I know this is a tad bit long. I apologise in advance....
Okay as I write this, I am writing this because I want to say it out loud. Like an alcoholic admits to being alcoholic, Taynement is admitting that she ain’t no fashionista and doesn’t know if she ever will be and is sorta ok with that.
I can’t decide if I am a girly girl or not but all I know is when it comes to fashion/makeup/shoes/accessories etc, I am a work in progress. Anyone who knows me knows how I find shopping, shoes and styling exhausting. It just doesn’t interest me .Let me give you a visual – I am walking with my friend and I guess we pass a shoe sale display and she just gasps, “ooooh, shooesssss”. I don’t even know if I noticed that display sha, I had already past it. Now, if it had been a poster of some musician or a movie or something, I would have drooled. That’s the scenario, I play in my head when I am with my friends and they are drooling, I just imagine the item is a celeb or something lol. Don’t get me wrong, I like looking nice and I will laugh at a person who decides to step out the house looking like a clown but lately especially in the Nigerian community, it just seems like everyone and their mama has their own style and with Facebook it’s like an everyday red carpet. Someone once made a comment, that most Nigerian girls like to be fashionable but don’t have a sense of style, to which someone else responded with, Why does it have to be fashionable or stylish, why can’t we just wear clothes to cover our nakedness? I said a very loud Amen to that. Yeah, yeah, yeah. Do you, don’t worry about anyone else blah blah. I won’t lie, I feel pressure. Left to me alone, I will gallivant the world in Jeans and babytee/tshirt and ‘silpers’ (flip-flops) all day long.

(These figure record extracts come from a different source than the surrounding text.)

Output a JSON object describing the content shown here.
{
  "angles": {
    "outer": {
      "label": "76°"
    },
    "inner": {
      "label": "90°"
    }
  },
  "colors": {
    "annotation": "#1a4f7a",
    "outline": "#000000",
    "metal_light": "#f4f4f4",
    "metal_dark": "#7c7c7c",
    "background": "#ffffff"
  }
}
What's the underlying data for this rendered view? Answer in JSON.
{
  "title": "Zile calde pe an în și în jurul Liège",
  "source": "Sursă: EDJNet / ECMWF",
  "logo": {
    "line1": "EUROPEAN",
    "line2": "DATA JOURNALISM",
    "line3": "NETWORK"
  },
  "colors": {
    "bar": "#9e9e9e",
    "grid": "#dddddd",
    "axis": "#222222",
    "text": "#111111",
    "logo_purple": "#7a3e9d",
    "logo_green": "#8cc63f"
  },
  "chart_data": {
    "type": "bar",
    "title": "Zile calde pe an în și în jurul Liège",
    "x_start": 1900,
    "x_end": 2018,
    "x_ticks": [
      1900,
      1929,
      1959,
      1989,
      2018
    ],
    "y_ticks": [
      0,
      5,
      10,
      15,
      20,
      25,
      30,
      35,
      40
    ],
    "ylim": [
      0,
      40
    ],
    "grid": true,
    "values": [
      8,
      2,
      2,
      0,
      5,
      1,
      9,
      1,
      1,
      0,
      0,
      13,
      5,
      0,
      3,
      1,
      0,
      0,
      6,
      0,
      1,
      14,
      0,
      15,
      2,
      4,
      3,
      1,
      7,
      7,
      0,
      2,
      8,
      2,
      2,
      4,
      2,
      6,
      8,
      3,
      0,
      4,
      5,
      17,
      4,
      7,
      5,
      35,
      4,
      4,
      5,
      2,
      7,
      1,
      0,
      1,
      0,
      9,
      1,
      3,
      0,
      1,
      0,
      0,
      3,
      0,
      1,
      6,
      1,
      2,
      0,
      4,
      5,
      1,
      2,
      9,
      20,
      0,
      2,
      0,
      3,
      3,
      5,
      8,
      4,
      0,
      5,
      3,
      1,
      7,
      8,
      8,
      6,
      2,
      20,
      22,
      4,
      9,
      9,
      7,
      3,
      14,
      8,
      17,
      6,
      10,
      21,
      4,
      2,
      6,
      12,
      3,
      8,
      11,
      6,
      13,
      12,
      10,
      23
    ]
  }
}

Back in college, it was all good. Everyone jejely went to Rave, Ross and the likes. Life was good. Then as time went on, I started noticing and hearing foreign things – Mac makeup, using brushes to apply the loose powder (biko, what happened to pouring white or brown powder for palm, slap am small and rub and shine ya face :D) eyebrow waxing, Rave was a no-no, doing match match with your clothes and shoes was taboo. I felt cold sweat. Up until then, I never wore foundation, never did my eyebrows and never wore a dress or skirt to a party and till today I still carry white powder in my purse, Sue me! So began my quest to catch up with the times.
Before I continue, I have to mention that I am a HBG – Heavy Bottomed Girl i.e. my lower body is slightly larger than normal and it decided not to have a meeting with my upper body, which is slightly smaller, compared to my lower body (lol, did that make sense?).

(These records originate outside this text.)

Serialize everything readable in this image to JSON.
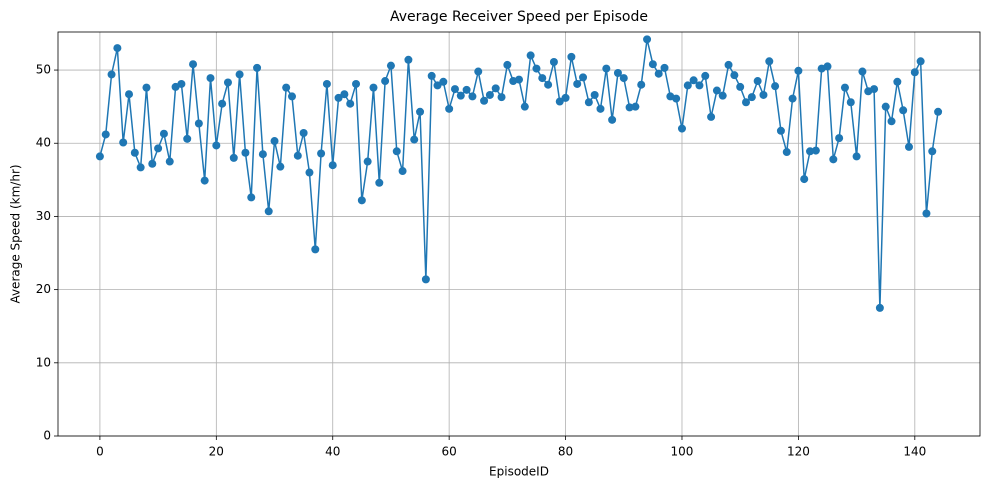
{
  "chart_data": {
    "type": "line",
    "title": "Average Receiver Speed per Episode",
    "xlabel": "EpisodeID",
    "ylabel": "Average Speed (km/hr)",
    "x": [
      0,
      1,
      2,
      3,
      4,
      5,
      6,
      7,
      8,
      9,
      10,
      11,
      12,
      13,
      14,
      15,
      16,
      17,
      18,
      19,
      20,
      21,
      22,
      23,
      24,
      25,
      26,
      27,
      28,
      29,
      30,
      31,
      32,
      33,
      34,
      35,
      36,
      37,
      38,
      39,
      40,
      41,
      42,
      43,
      44,
      45,
      46,
      47,
      48,
      49,
      50,
      51,
      52,
      53,
      54,
      55,
      56,
      57,
      58,
      59,
      60,
      61,
      62,
      63,
      64,
      65,
      66,
      67,
      68,
      69,
      70,
      71,
      72,
      73,
      74,
      75,
      76,
      77,
      78,
      79,
      80,
      81,
      82,
      83,
      84,
      85,
      86,
      87,
      88,
      89,
      90,
      91,
      92,
      93,
      94,
      95,
      96,
      97,
      98,
      99,
      100,
      101,
      102,
      103,
      104,
      105,
      106,
      107,
      108,
      109,
      110,
      111,
      112,
      113,
      114,
      115,
      116,
      117,
      118,
      119,
      120,
      121,
      122,
      123,
      124,
      125,
      126,
      127,
      128,
      129,
      130,
      131,
      132,
      133,
      134,
      135,
      136,
      137,
      138,
      139,
      140,
      141,
      142,
      143,
      144
    ],
    "series": [
      {
        "name": "Average Speed",
        "color": "#1f77b4",
        "values": [
          38.2,
          41.2,
          49.4,
          53,
          40.1,
          46.7,
          38.7,
          36.7,
          47.6,
          37.2,
          39.3,
          41.3,
          37.5,
          47.7,
          48.1,
          40.6,
          50.8,
          42.7,
          34.9,
          48.9,
          39.7,
          45.4,
          48.3,
          38,
          49.4,
          38.7,
          32.6,
          50.3,
          38.5,
          30.7,
          40.3,
          36.8,
          47.6,
          46.4,
          38.3,
          41.4,
          36,
          25.5,
          38.6,
          48.1,
          37,
          46.2,
          46.7,
          45.4,
          48.1,
          32.2,
          37.5,
          47.6,
          34.6,
          48.5,
          50.6,
          38.9,
          36.2,
          51.4,
          40.5,
          44.3,
          21.4,
          49.2,
          47.9,
          48.4,
          44.7,
          47.4,
          46.5,
          47.3,
          46.4,
          49.8,
          45.8,
          46.6,
          47.5,
          46.3,
          50.7,
          48.5,
          48.7,
          45,
          52,
          50.2,
          48.9,
          48,
          51.1,
          45.7,
          46.2,
          51.8,
          48.1,
          49,
          45.6,
          46.6,
          44.7,
          50.2,
          43.2,
          49.6,
          48.9,
          44.9,
          45,
          48,
          54.2,
          50.8,
          49.5,
          50.3,
          46.4,
          46.1,
          42,
          47.9,
          48.6,
          47.9,
          49.2,
          43.6,
          47.2,
          46.5,
          50.7,
          49.3,
          47.7,
          45.6,
          46.3,
          48.5,
          46.6,
          51.2,
          47.8,
          41.7,
          38.8,
          46.1,
          49.9,
          35.1,
          38.9,
          39,
          50.2,
          50.5,
          37.8,
          40.7,
          47.6,
          45.6,
          38.2,
          49.8,
          47.1,
          47.4,
          17.5,
          45,
          43,
          48.4,
          44.5,
          39.5,
          49.7,
          51.2,
          30.4,
          38.9,
          44.3
        ]
      }
    ],
    "xlim": [
      -7.2,
      151.2
    ],
    "ylim": [
      0,
      55.2
    ],
    "xticks": [
      0,
      20,
      40,
      60,
      80,
      100,
      120,
      140
    ],
    "yticks": [
      0,
      10,
      20,
      30,
      40,
      50
    ],
    "grid": true
  }
}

Sidebar: My regular tailor and alteration tailor (regular customer I am) are both Asian. In your best accent, here are some of their comments on my figure:
“Why your stomach so flat and hip so big?”
“You play foot-u ball”
“I can’t alter this, it’s because your body. Hip so big!”

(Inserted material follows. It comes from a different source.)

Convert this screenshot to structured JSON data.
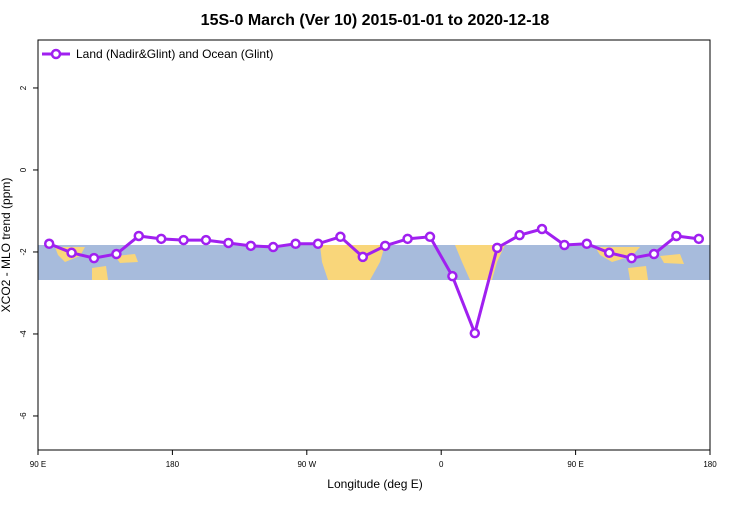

“Maybe you need to exercise leg”
“You can try to lose weight”
I swear I am not making this up. I usually go through meditation first to amp up my self-esteem before I go to them. I don suffer! Lol!
So shopping is tedious for me (and many other black women). Being the impatient person that I am, heck I used to cry shopping for pants in high school while I called myself a freak of nature (I was confused jo, didn’t know most black people were built like that. In naija they just called me fat, here they were saying stuff like thick and apple bottom). I may not know much about fashion but my #1 rule is Know Thy Body and Dress Accordingly. Everything isn’t meant for all body types, so I try to know my limits on what to wear and what not to wear. Personally, my goal is usually not to appear bigger than I am because I am self-conscious about my hips.
Anyways, fast forward to present time, a dear friend of mine ALWAYS went with me when I needed to shop and would direct me on what to wear, right down to the earrings (don’t get me started on jewelry/accessories). Right now, as she says I think I have graduated. I hold my own and I look presentable most of the time. Even though it involves a bunch of mass frantic picture messages to friends to yay or nay, I can shop on my own now. I now thread my wonderfully arched eyebrows, I no longer wear only black, I can put on eye shadow without looking half crazed. Shoes still equal pain to me. I still get intimidated and I am in awe when I see how other people put their outfits together e.g. fellow blogger*Diane*, who I think just rocks outfits I couldn’t even conjure up in fantasy land. But it’s okay, same way everyone doesn’t know who won Best Picture in 2003, is the same way everyone can’t be a fashionista and I embrace it. Have a wonderful wonderful weekend, Bloggers!